The Government refuses to do this because it fears a savage backlash from the public, since the quid pro quo for abolishing the death penalty was the mandatory life sentence. So instead of scrapping the sentence, the Law Commission is proposing to scrap the meaning of murder itself. This is hardly a sensible or just resolution to this problem. A premeditated act of violence that kills someone should always be considered the most serious crime that can be committed, whatever the extenuating circumstances that in all compassion should mitigate the sentence in certain cases.
What’s more, the Government appears poised to deepen this moral confusion still further. The Lord Chancellor, Lord Falconer, has indicated not only that mercy killings might be downgraded from murder to manslaughter but that the defence of provocation might be extended to premeditated killings rather than being restricted to those carried out in the heat of the moment.
BUTsomeone who deliberately plans a killing is not lashing out under the kind of provocation that blots out the normal reasoning process.
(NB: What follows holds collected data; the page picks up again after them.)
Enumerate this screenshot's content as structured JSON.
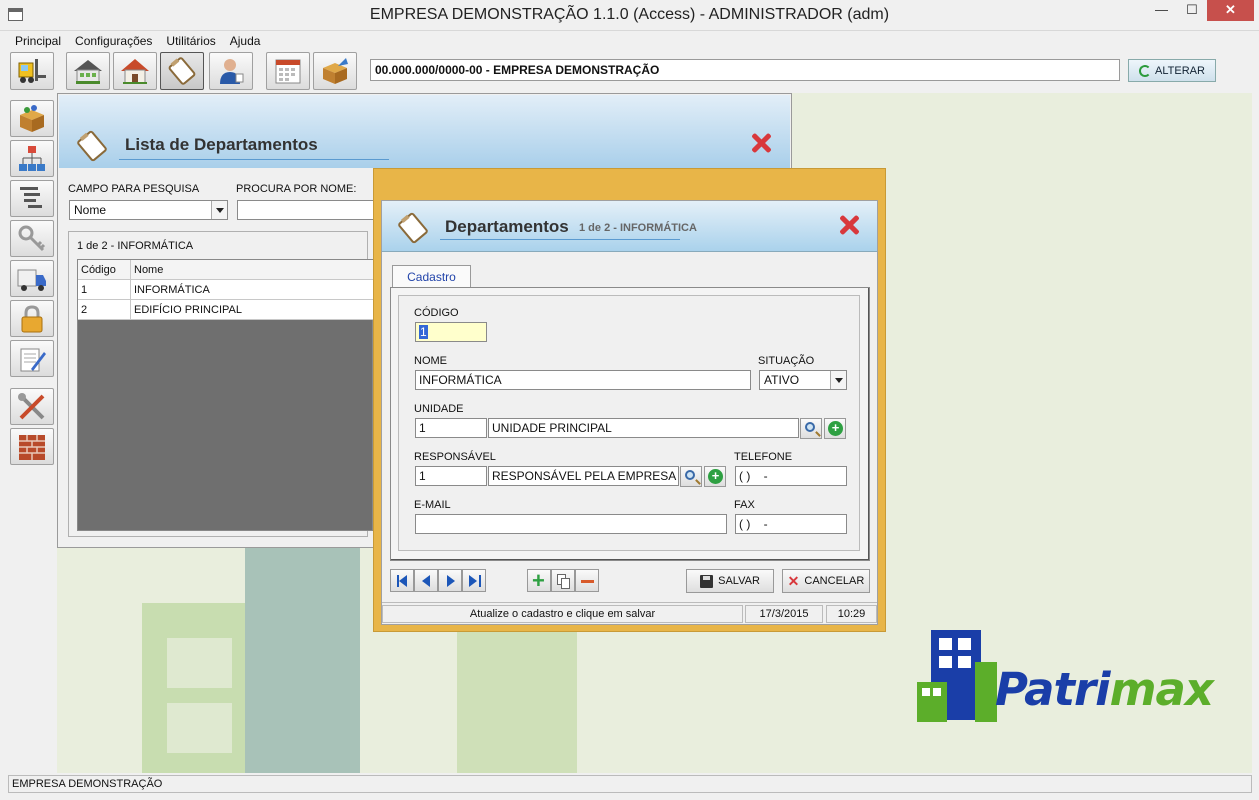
{
  "window": {
    "title": "EMPRESA DEMONSTRAÇÃO 1.1.0 (Access) - ADMINISTRADOR (adm)",
    "min_label": "—",
    "max_label": "☐",
    "close_label": "✕"
  },
  "menu": [
    "Principal",
    "Configurações",
    "Utilitários",
    "Ajuda"
  ],
  "toolbar": {
    "company": "00.000.000/0000-00 - EMPRESA DEMONSTRAÇÃO",
    "alterar_label": "ALTERAR"
  },
  "lista": {
    "title": "Lista de Departamentos",
    "campo_label": "CAMPO PARA PESQUISA",
    "campo_value": "Nome",
    "procura_label": "PROCURA POR NOME:",
    "procura_value": "",
    "count": "1 de 2 - INFORMÁTICA",
    "columns": [
      "Código",
      "Nome"
    ],
    "rows": [
      {
        "codigo": "1",
        "nome": "INFORMÁTICA"
      },
      {
        "codigo": "2",
        "nome": "EDIFÍCIO PRINCIPAL"
      }
    ]
  },
  "dept": {
    "title": "Departamentos",
    "subtitle": "1 de 2 - INFORMÁTICA",
    "tab": "Cadastro",
    "codigo_label": "CÓDIGO",
    "codigo_value": "1",
    "nome_label": "NOME",
    "nome_value": "INFORMÁTICA",
    "situacao_label": "SITUAÇÃO",
    "situacao_value": "ATIVO",
    "unidade_label": "UNIDADE",
    "unidade_code": "1",
    "unidade_name": "UNIDADE PRINCIPAL",
    "responsavel_label": "RESPONSÁVEL",
    "responsavel_code": "1",
    "responsavel_name": "RESPONSÁVEL PELA EMPRESA",
    "telefone_label": "TELEFONE",
    "telefone_value": "( )    -",
    "email_label": "E-MAIL",
    "email_value": "",
    "fax_label": "FAX",
    "fax_value": "( )    -",
    "salvar_label": "SALVAR",
    "cancelar_label": "CANCELAR",
    "status_msg": "Atualize o cadastro e clique em salvar",
    "status_date": "17/3/2015",
    "status_time": "10:29"
  },
  "logo": {
    "text_a": "Patri",
    "text_b": "max"
  },
  "status": {
    "company": "EMPRESA DEMONSTRAÇÃO"
  },
  "colors": {
    "accent": "#1c56b8",
    "dialog_frame": "#e8b548",
    "close": "#d8383c",
    "logo_blue": "#1a3ea8",
    "logo_green": "#5cae2a"
  }
}
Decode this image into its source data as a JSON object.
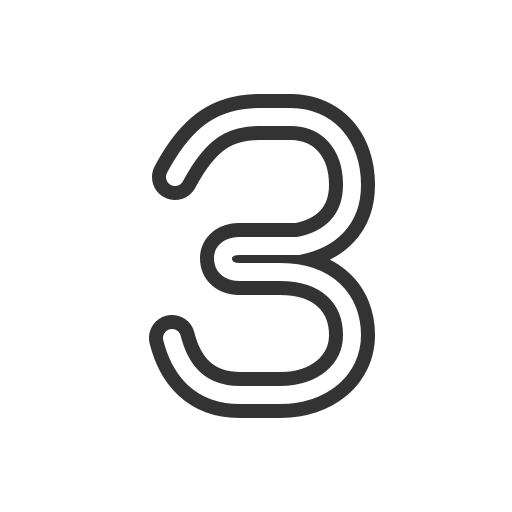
{
  "icon": {
    "name": "number-three-icon",
    "stroke_color": "#333333",
    "fill_color": "#ffffff",
    "background": "#ffffff"
  }
}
The suspicion is that Lord Falconer is taking advantage of the confusion over the law of murder to advance a quite different agenda – to load the dice in favour of women who premeditatedly kill their partners, on the specious grounds that such women can never be really guilty because it is men, who unlike women benefit from the defence of provocation, who are always at fault.
The way through all this is surely to scrap the mandatory life sentence.
If it were ever to happen it would have to be accompanied by a new quid pro quo. The truth is that much of the public backlash over sentencing is driven by the fact that only a proportion of the sentence that is passed is actually served. The answer is that judges should have discretion over sentences for murder; but whenever a life sentence is given, it should mean just that, life.
The integrity of the crime of murder should be upheld, with flexibility and compassion introduced into sentencing; and transparency is the key.